La voz del Manco. Miré al lado. Reyes se había ido. Arrastré los pies hasta la entrada. El cerrojo estaba a punto de romperse. Solía poner la mesa del salón de tope por si terminaba cediendo. El Manco sostenía una bolsa de deporte Adidas de color negro.

—Vamos, coño —dijo al traspasar el umbral y superarme y dirigirse a mi cuarto.

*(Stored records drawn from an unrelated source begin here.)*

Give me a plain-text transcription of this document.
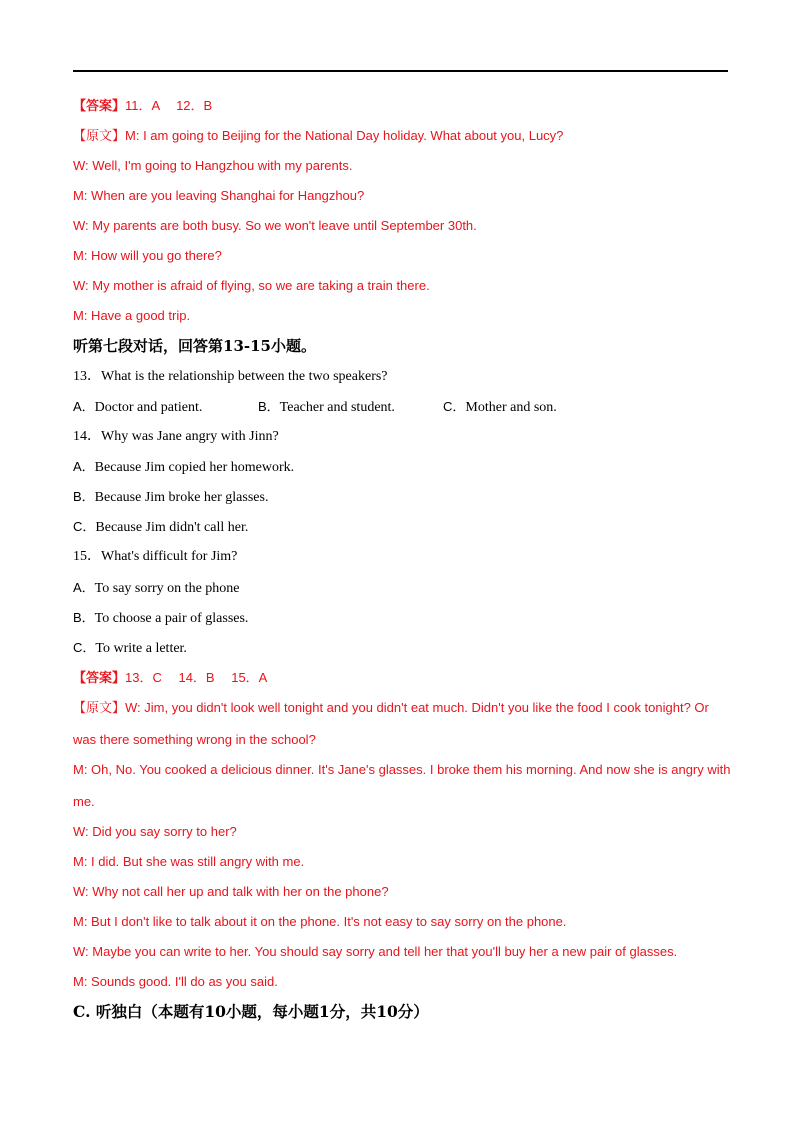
【答案】11．A　 12．B
【原文】M: I am going to Beijing for the National Day holiday. What about you, Lucy?
W: Well, I'm going to Hangzhou with my parents.
M: When are you leaving Shanghai for Hangzhou?
W: My parents are both busy. So we won't leave until September 30th.
M: How will you go there?
W: My mother is afraid of flying, so we are taking a train there.
M: Have a good trip.
听第七段对话，回答第13-15小题。
13．What is the relationship between the two speakers?
A．Doctor and patient.	B．Teacher and student.	C．Mother and son.
14．Why was Jane angry with Jinn?
A．Because Jim copied her homework.
B．Because Jim broke her glasses.
C．Because Jim didn't call her.
15．What's difficult for Jim?
A．To say sorry on the phone
B．To choose a pair of glasses.
C．To write a letter.
【答案】13．C　 14．B　 15．A
【原文】W: Jim, you didn't look well tonight and you didn't eat much. Didn't you like the food I cook tonight? Or
was there something wrong in the school?
M: Oh, No. You cooked a delicious dinner. It's Jane's glasses. I broke them his morning. And now she is angry with
me.
W: Did you say sorry to her?
M: I did. But she was still angry with me.
W: Why not call her up and talk with her on the phone?
M: But I don't like to talk about it on the phone. It's not easy to say sorry on the phone.
W: Maybe you can write to her. You should say sorry and tell her that you'll buy her a new pair of glasses.
M: Sounds good. I'll do as you said.
C. 听独白（本题有10小题，每小题1分，共10分）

Yo aún con los ecos del sueño-pesadilla-recuerdo-realidad pegándome con los dedos de morcilla de mi padre. A pesar de que mi padre no me pegaba. Era valioso para él.

Cuando Reyes y yo llegamos al portal noté el tufo a Lacoste, allí estaba el amigo de mi padre. Quise evitarlo. No pude. El tipo no dijo nada. Solo nos miró. Reyes le lanzó un beso para provocar, pero sin tener ni idea de quién era. Y se quedó quieto. Un mimo. Un fantasma en su traje blanco gaseoso. Cogí a Reyes del codo y la metí en el ascensor. Empezamos a magrearnos. Quise desaparecer. Perder por completo la conciencia. Que me sepultaran y me sellaran dentro de un nicho como al padre de Reyes. Entramos a trompicones en mi casa y nos bebimos a morro una botella de vodka que había en mi cuarto. Follamos con dolor, para sentir alivio al menos unos minutos. Quería quedar en suspenso. Esfumarme, alcanzar ese estado de inconsciencia del coma etílico.

—¿Te has estado pajeando? ¿A qué huele? Abre la ventana alguna vez.

El olor a sexo. El sexo que huele más fuerte que el sudor y el alcohol y los porros juntos.

—¿Dónde lo metemos?

—Debajo de la cama.

—¿Y si vienen?

Cómo decirle al Manco que ya no volverían. Que con una vez ya era suficiente.